Et ce n’est pas comme si on venait juste de le découvrir: la chose est dénoncée depuis sa «création», qui remonte à 2005. Cette année-là, un psychologue de l’Université Cardiff, en Angleterre, Cliff Arnall, publie une formule mathématique qui, prétend-il, conclut «scientifiquement» que le jour le plus déprimant de l’année est le troisième lundi de janvier.

Son équation a toutefois rapidement perdu de sa valeur lorsque des journalistes ont constaté que l’idée provenait en fait de Sky Travel, une agence de voyages. Quel meilleur moment pour acheter un billet vers une destination ensoleillée, que le jour le plus déprimant de l’année?
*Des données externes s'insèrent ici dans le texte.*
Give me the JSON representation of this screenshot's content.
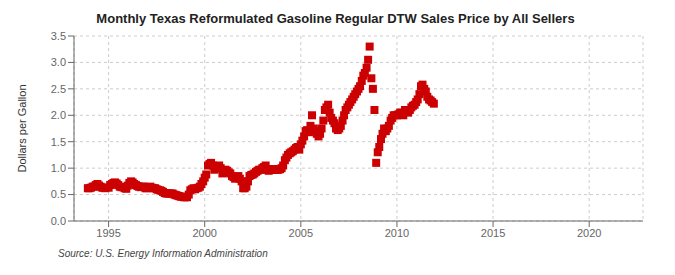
{
  "chart_data": {
    "type": "scatter",
    "title": "Monthly Texas Reformulated Gasoline Regular DTW Sales Price by All Sellers",
    "ylabel": "Dollars per Gallon",
    "annotations": [
      "Source: U.S. Energy Information Administration"
    ],
    "color": "#cc0000",
    "marker": "square",
    "grid": true,
    "xlim": [
      1993.2,
      2022.8
    ],
    "ylim": [
      0.0,
      3.5
    ],
    "xticks": [
      1995,
      2000,
      2005,
      2010,
      2015,
      2020
    ],
    "yticks": [
      {
        "value": 0,
        "label": "0.0"
      },
      0.5,
      {
        "value": 1,
        "label": "1.0"
      },
      1.5,
      {
        "value": 2,
        "label": "2.0"
      },
      2.5,
      {
        "value": 3,
        "label": "3.0"
      },
      3.5
    ],
    "x": [
      1993.92,
      1994.0,
      1994.08,
      1994.17,
      1994.25,
      1994.33,
      1994.42,
      1994.5,
      1994.58,
      1994.67,
      1994.75,
      1994.83,
      1995.0,
      1995.08,
      1995.17,
      1995.25,
      1995.33,
      1995.42,
      1995.5,
      1995.58,
      1995.67,
      1995.75,
      1995.83,
      1995.92,
      1996.0,
      1996.08,
      1996.17,
      1996.25,
      1996.33,
      1996.42,
      1996.5,
      1996.58,
      1996.67,
      1996.75,
      1996.83,
      1996.92,
      1997.0,
      1997.08,
      1997.17,
      1997.25,
      1997.33,
      1997.42,
      1997.5,
      1997.58,
      1997.67,
      1997.75,
      1997.83,
      1997.92,
      1998.0,
      1998.08,
      1998.17,
      1998.25,
      1998.33,
      1998.42,
      1998.5,
      1998.58,
      1998.67,
      1998.75,
      1998.83,
      1998.92,
      1999.0,
      1999.08,
      1999.17,
      1999.25,
      1999.33,
      1999.42,
      1999.5,
      1999.58,
      1999.67,
      1999.75,
      1999.83,
      1999.92,
      2000.0,
      2000.08,
      2000.17,
      2000.25,
      2000.33,
      2000.42,
      2000.5,
      2000.58,
      2000.67,
      2000.75,
      2000.83,
      2000.92,
      2001.0,
      2001.08,
      2001.17,
      2001.25,
      2001.33,
      2001.42,
      2001.5,
      2001.58,
      2001.67,
      2001.75,
      2001.83,
      2001.92,
      2002.0,
      2002.08,
      2002.17,
      2002.25,
      2002.33,
      2002.42,
      2002.5,
      2002.58,
      2002.67,
      2002.75,
      2002.83,
      2002.92,
      2003.0,
      2003.08,
      2003.17,
      2003.25,
      2003.33,
      2003.42,
      2003.5,
      2003.58,
      2003.67,
      2003.75,
      2003.83,
      2003.92,
      2004.0,
      2004.08,
      2004.17,
      2004.25,
      2004.33,
      2004.42,
      2004.5,
      2004.58,
      2004.67,
      2004.75,
      2004.83,
      2004.92,
      2005.0,
      2005.08,
      2005.17,
      2005.25,
      2005.33,
      2005.42,
      2005.5,
      2005.58,
      2005.67,
      2005.75,
      2005.83,
      2005.92,
      2006.0,
      2006.08,
      2006.17,
      2006.25,
      2006.33,
      2006.42,
      2006.5,
      2006.58,
      2006.67,
      2006.75,
      2006.83,
      2006.92,
      2007.0,
      2007.08,
      2007.17,
      2007.25,
      2007.33,
      2007.42,
      2007.5,
      2007.58,
      2007.67,
      2007.75,
      2007.83,
      2007.92,
      2008.0,
      2008.08,
      2008.17,
      2008.25,
      2008.33,
      2008.42,
      2008.5,
      2008.58,
      2008.67,
      2008.75,
      2008.83,
      2008.92,
      2009.0,
      2009.08,
      2009.17,
      2009.25,
      2009.33,
      2009.42,
      2009.5,
      2009.58,
      2009.67,
      2009.75,
      2009.83,
      2009.92,
      2010.0,
      2010.08,
      2010.17,
      2010.25,
      2010.33,
      2010.42,
      2010.5,
      2010.58,
      2010.67,
      2010.75,
      2010.83,
      2010.92,
      2011.0,
      2011.08,
      2011.17,
      2011.25,
      2011.33,
      2011.42,
      2011.5,
      2011.58,
      2011.67,
      2011.75,
      2011.83,
      2011.92
    ],
    "values": [
      0.62,
      0.62,
      0.63,
      0.65,
      0.65,
      0.68,
      0.7,
      0.67,
      0.65,
      0.63,
      0.63,
      0.62,
      0.63,
      0.68,
      0.7,
      0.72,
      0.73,
      0.71,
      0.68,
      0.65,
      0.64,
      0.64,
      0.62,
      0.61,
      0.67,
      0.72,
      0.75,
      0.73,
      0.7,
      0.68,
      0.66,
      0.65,
      0.64,
      0.65,
      0.65,
      0.62,
      0.62,
      0.63,
      0.65,
      0.63,
      0.62,
      0.62,
      0.6,
      0.59,
      0.58,
      0.57,
      0.55,
      0.53,
      0.52,
      0.52,
      0.52,
      0.52,
      0.52,
      0.5,
      0.49,
      0.48,
      0.47,
      0.46,
      0.46,
      0.45,
      0.45,
      0.45,
      0.5,
      0.58,
      0.6,
      0.62,
      0.6,
      0.62,
      0.63,
      0.65,
      0.7,
      0.75,
      0.82,
      0.88,
      1.05,
      1.08,
      1.1,
      1.05,
      0.97,
      1.0,
      1.02,
      1.05,
      1.0,
      0.9,
      0.95,
      0.97,
      0.95,
      0.92,
      0.9,
      0.85,
      0.83,
      0.8,
      0.82,
      0.85,
      0.8,
      0.75,
      0.62,
      0.62,
      0.65,
      0.75,
      0.85,
      0.87,
      0.88,
      0.9,
      0.93,
      0.95,
      0.97,
      0.97,
      1.0,
      1.02,
      1.05,
      0.97,
      0.95,
      0.97,
      0.98,
      0.98,
      0.97,
      0.97,
      0.97,
      0.98,
      1.0,
      1.05,
      1.15,
      1.2,
      1.25,
      1.28,
      1.3,
      1.32,
      1.35,
      1.38,
      1.4,
      1.35,
      1.45,
      1.52,
      1.6,
      1.7,
      1.72,
      1.68,
      1.8,
      2.0,
      1.75,
      1.7,
      1.65,
      1.6,
      1.65,
      1.75,
      1.9,
      2.1,
      2.15,
      2.2,
      2.05,
      1.95,
      1.9,
      1.85,
      1.75,
      1.72,
      1.75,
      1.8,
      1.9,
      2.0,
      2.1,
      2.15,
      2.2,
      2.25,
      2.3,
      2.35,
      2.4,
      2.45,
      2.5,
      2.55,
      2.65,
      2.75,
      2.8,
      2.9,
      3.05,
      3.3,
      2.7,
      2.5,
      2.1,
      1.1,
      1.3,
      1.4,
      1.55,
      1.65,
      1.75,
      1.7,
      1.75,
      1.8,
      1.9,
      1.95,
      2.0,
      2.0,
      2.0,
      2.02,
      2.05,
      2.05,
      2.0,
      2.1,
      2.08,
      2.05,
      2.1,
      2.15,
      2.18,
      2.2,
      2.25,
      2.3,
      2.4,
      2.55,
      2.58,
      2.5,
      2.45,
      2.35,
      2.3,
      2.28,
      2.25,
      2.22
    ]
  }
}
L’idée plaît, puisque cette année, elle a généré un débat. La compagnie britannique de boissons protéinées Upbeat a dénoncé le «mythe»: le jour le plus déprimant de l’année ne serait pas le troisième lundi de janvier... mais le premier lundi de janvier!

Leur affirmation s’appuie cette fois sur une étude... des messages circulant sur Twitter.

Les conséquences ne sont peut-être pas aussi triviales qu’elles en ont l’air: le blogueur Ben Goldacre, de Bad Science, s’inquiétait —dès 2009— que des organismes d’aide en santé mentale prennent pour acquis qu’il s’agit d’une véritable information, et lancent des campagnes de sensibilisation en conséquence.

On pourrait croire qu’il existe un fond de vérité, lié à ce qu’on appelle le «blues de l’hiver». Or, beaucoup d’efforts pour trouver une corrélation entre l’hiver et le taux de suicide ou de dépression, ont échoué: une étude de 2000 sur le taux de suicide en Grande-Bretagne entre 1982 et 1996 n’a pas trouvé de «pic» hivernal, alors qu’une étude menée en Ontario deux décennies plus tôt avait trouvé de tels sommets... au printemps et à l’automne. Des études plus récentes sur la dépression ont tour à tour trouvé des sommets dans toutes les saisons, incluant l’hiver, ou pas de sommets du tout.